Bangladesh’s jhut economy took root in the 1980s, after the expansion of bonded warehouse facilities and duty-free raw material imports spurred the growth of countless garment factories in the capital’s Mirpur, Kalshi, Matikata, Uttara and surrounding areas. These factories began generating vast quantities of scraps.
An informal economic architecture grew up around the jhut from that period onward, drawing middlemen and influential groups into collection, transport and sales at every level. The control structure has shifted over time, but its fundamental informality remains unchanged.
Mirpur eventually became a flashpoint for violent conflict over the jhut trade’s control. The economics and the violence later radiated outward to Gazipur, Narayanganj and other industrial zones.
Industrial Police sources say a proposal for an institutional framework to bring transparency and end conflict in the jhut trade is under discussion at multiple levels. The plan envisions a central authority comprising government agencies, industry bodies and law enforcement. Under its remit, jhut could be bought and sold on digital platforms through open tendering.
BKMEA President Mohammad Hatem told Bonik Barta that the field-level collection and supply network remains largely intact. “The bulk of those collecting and supplying jhut are the same as before,” he said. “But since the political changeover, new ‘bhai’ (local strongmen) and spheres of influence have sprung up in different areas. Control used to be exercised through political patronage, and in many places the same reality persists.”
He added: “The real tragedy is that many factory owners lack even the freedom to decide who buys their own jhut. In many cases they are also denied the actual market price.”

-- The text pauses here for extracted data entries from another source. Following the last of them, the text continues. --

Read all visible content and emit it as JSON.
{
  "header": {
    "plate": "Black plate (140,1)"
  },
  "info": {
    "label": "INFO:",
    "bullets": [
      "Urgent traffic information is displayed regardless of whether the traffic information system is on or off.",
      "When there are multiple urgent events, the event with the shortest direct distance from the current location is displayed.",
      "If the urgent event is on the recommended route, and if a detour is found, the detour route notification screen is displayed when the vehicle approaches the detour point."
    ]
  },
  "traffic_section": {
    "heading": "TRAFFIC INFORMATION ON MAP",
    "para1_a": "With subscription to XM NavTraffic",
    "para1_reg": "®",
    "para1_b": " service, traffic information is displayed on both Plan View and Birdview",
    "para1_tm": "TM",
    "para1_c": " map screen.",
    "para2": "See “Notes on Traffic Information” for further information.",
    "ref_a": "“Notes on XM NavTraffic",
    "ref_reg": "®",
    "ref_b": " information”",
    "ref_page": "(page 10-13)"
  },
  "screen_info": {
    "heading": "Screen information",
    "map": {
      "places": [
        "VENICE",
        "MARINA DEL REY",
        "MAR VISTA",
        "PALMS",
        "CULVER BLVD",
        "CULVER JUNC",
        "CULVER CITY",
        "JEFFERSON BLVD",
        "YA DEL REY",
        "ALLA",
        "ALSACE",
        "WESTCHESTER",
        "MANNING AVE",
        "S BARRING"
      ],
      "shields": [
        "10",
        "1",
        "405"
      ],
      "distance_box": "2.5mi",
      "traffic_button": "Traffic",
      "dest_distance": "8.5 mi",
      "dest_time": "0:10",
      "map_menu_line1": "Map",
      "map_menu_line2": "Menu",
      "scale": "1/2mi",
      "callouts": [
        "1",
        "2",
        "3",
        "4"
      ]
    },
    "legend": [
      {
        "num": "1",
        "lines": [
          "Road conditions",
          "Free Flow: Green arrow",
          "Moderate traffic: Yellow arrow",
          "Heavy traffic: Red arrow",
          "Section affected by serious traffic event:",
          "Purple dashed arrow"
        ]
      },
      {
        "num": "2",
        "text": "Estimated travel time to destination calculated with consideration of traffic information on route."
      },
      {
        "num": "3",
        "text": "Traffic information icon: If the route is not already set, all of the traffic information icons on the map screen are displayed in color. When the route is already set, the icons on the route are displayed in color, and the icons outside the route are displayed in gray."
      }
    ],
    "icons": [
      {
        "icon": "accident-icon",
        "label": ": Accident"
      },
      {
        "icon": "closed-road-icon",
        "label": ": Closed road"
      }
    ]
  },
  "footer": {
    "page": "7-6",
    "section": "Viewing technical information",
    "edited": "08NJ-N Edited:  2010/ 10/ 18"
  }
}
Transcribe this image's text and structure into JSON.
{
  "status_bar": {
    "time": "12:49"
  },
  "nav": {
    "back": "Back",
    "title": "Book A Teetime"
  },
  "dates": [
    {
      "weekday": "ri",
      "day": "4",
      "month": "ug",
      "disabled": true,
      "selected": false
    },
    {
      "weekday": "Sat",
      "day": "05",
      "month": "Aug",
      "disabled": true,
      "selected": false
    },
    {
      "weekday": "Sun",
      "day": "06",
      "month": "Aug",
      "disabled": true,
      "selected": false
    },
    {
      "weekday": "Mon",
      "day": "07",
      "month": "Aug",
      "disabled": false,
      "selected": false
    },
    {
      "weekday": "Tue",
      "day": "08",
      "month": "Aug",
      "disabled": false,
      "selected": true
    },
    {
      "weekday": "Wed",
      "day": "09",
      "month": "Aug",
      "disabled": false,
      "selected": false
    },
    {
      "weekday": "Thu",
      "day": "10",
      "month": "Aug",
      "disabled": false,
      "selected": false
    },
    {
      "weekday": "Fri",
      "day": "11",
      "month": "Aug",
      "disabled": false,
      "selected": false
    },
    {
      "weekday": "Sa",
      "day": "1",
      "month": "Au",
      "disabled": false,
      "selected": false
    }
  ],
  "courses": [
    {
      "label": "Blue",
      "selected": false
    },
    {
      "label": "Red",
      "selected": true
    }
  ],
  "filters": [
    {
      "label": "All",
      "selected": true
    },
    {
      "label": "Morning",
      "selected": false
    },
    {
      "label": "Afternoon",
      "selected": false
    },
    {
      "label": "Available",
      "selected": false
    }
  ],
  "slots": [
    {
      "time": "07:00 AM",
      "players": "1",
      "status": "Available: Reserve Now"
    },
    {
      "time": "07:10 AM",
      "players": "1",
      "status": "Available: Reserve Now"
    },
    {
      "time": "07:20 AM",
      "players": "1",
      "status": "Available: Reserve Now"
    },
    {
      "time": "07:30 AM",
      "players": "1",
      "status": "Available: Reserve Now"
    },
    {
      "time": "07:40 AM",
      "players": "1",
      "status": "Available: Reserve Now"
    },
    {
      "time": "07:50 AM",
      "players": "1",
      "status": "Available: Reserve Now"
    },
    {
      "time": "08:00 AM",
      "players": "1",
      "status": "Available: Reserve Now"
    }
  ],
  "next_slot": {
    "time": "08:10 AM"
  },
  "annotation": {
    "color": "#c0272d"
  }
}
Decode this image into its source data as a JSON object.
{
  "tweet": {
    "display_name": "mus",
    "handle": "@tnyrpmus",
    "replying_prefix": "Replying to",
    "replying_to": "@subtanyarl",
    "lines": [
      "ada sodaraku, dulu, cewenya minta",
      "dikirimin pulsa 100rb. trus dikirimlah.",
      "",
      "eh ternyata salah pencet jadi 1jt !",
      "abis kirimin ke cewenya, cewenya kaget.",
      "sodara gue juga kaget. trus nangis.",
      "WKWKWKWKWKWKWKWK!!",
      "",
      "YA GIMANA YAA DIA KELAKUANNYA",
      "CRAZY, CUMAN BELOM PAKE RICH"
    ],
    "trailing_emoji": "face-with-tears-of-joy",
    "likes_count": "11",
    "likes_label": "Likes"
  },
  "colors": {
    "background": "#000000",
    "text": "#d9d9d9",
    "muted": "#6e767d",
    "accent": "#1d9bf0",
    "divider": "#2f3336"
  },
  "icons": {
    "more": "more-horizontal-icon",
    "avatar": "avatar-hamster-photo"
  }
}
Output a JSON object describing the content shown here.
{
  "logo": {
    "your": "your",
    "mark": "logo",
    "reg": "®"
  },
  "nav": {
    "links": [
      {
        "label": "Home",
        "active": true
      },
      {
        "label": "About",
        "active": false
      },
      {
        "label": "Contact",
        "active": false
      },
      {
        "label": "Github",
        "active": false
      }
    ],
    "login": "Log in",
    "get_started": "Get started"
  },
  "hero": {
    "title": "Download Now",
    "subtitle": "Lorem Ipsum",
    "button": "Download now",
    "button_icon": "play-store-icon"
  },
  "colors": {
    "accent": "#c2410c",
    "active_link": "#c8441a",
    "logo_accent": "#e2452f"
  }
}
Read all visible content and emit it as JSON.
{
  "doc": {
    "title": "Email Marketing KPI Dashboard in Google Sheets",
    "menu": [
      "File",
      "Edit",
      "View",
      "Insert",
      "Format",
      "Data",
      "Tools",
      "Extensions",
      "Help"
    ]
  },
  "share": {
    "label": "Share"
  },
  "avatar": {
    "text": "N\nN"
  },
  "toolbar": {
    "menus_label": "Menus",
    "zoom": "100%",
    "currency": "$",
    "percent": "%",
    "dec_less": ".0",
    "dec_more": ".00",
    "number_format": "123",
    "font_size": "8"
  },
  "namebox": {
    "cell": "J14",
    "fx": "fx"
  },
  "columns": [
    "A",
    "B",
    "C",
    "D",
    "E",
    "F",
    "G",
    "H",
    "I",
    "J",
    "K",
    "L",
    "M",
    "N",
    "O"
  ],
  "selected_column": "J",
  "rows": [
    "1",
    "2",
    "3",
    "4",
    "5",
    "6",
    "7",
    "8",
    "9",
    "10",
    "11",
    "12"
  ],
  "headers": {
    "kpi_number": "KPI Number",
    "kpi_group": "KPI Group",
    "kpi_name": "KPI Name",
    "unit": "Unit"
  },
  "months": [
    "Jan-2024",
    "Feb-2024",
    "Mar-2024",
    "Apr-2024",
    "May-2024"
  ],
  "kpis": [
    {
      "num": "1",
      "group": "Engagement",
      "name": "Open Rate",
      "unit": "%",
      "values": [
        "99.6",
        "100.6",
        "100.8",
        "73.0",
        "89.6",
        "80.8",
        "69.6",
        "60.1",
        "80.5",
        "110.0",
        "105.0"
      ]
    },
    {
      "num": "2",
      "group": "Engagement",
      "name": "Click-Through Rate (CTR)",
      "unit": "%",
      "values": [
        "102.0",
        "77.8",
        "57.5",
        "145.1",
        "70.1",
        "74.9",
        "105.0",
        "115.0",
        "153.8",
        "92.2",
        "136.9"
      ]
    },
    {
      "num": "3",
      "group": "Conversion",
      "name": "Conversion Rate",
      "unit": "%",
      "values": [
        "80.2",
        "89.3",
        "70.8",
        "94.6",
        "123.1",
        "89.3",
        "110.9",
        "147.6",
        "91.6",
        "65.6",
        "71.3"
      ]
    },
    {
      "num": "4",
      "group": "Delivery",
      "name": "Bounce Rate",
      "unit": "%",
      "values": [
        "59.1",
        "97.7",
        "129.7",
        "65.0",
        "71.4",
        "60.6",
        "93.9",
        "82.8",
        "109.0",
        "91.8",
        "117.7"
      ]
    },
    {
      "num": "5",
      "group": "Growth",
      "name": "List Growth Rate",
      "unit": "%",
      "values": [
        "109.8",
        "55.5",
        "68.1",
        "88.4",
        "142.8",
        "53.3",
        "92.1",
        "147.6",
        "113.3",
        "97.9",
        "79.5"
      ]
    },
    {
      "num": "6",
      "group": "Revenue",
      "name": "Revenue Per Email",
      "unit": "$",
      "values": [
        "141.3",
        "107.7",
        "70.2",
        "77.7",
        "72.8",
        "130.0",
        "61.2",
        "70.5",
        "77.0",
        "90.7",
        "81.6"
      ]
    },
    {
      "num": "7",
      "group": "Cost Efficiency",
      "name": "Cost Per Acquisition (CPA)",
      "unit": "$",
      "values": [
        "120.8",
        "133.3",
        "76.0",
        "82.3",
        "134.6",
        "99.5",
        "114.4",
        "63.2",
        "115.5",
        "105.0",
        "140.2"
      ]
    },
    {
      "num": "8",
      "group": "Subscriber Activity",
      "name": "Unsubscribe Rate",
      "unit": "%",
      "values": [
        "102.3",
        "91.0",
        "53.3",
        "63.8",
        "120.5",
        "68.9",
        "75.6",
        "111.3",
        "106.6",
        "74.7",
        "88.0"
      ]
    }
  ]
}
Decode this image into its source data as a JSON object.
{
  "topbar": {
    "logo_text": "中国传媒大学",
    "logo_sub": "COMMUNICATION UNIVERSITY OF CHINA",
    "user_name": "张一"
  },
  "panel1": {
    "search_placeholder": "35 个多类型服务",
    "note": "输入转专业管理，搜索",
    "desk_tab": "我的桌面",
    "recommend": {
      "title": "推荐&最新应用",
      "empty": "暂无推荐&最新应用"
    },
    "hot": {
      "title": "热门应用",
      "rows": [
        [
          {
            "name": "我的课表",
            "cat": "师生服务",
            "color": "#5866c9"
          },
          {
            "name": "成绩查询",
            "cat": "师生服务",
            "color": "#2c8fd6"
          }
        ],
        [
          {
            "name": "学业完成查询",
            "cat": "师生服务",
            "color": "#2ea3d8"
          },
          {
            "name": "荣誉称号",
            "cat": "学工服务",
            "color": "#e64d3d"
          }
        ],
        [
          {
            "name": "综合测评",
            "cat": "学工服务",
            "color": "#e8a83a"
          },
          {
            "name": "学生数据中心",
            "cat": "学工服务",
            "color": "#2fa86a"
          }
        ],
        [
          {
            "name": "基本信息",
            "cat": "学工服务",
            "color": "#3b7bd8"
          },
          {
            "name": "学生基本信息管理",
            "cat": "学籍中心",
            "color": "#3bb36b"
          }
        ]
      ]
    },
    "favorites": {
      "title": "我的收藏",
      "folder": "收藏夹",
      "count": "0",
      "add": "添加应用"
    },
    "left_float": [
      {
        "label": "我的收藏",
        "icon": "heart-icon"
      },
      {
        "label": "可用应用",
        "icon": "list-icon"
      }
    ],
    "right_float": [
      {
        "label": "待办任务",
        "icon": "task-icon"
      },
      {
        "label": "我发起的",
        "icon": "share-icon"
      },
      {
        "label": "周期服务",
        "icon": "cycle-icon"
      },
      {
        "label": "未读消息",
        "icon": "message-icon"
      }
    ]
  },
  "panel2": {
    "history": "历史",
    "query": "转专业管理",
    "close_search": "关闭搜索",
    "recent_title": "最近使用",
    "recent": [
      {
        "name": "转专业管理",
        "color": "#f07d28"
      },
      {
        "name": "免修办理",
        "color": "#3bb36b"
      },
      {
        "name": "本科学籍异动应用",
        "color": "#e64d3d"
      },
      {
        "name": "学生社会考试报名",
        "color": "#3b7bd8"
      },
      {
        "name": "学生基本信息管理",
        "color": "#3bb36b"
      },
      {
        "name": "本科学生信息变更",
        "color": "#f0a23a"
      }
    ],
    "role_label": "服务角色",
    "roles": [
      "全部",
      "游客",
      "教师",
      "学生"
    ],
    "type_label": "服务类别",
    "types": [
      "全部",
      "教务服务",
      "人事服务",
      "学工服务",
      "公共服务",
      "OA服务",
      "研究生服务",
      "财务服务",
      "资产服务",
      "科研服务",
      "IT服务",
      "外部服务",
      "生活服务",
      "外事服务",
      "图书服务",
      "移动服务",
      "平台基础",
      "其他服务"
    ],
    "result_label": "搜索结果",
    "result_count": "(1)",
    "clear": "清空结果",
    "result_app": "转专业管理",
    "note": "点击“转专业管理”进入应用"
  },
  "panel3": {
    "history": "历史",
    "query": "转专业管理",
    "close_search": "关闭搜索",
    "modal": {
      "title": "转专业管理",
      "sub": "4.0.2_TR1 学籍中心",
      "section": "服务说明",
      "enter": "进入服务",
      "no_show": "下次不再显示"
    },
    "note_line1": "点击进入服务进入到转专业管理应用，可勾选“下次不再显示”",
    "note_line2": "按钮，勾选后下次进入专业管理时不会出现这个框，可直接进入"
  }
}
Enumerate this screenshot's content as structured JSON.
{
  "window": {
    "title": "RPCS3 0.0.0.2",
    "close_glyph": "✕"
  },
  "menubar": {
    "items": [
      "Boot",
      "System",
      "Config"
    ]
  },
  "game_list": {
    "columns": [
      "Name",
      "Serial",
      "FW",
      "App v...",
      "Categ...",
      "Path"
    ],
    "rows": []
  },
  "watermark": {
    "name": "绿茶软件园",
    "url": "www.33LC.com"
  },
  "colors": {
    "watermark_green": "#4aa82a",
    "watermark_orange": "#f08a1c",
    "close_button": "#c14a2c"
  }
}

Garment sector insiders say jhut cannot be dismissed as waste, calling it a significant economic resource. The government, they argue, could introduce centralised collection, digital auctions or a transparent trading platform. That would secure fair prices for factory owners, reduce dependence on middlemen and curb the violence over control.
Experts believe that transparency and the formal transformation of the jhut economy’s control structures are becoming critical for Bangladesh’s future industrial stability.
Rezaul Karim Shohag, chair of the criminology department at Dhaka University, argues that containing the violent struggle for control of the jhut trade requires goodwill from the police, the administration and political parties. He told Bonik Barta: “Any business that offers high returns on a small investment breeds competition, and with it comes crime — murder, assault, threats. Jhut is a low-investment, high-profit business. We want the business and the competition to continue, but the criminality must be controlled. That demands coordination among local authorities, police and politicians. Political crime must be eliminated through nodal governance. Transparent rules for the jhut trade should be drafted and publicised if necessary.”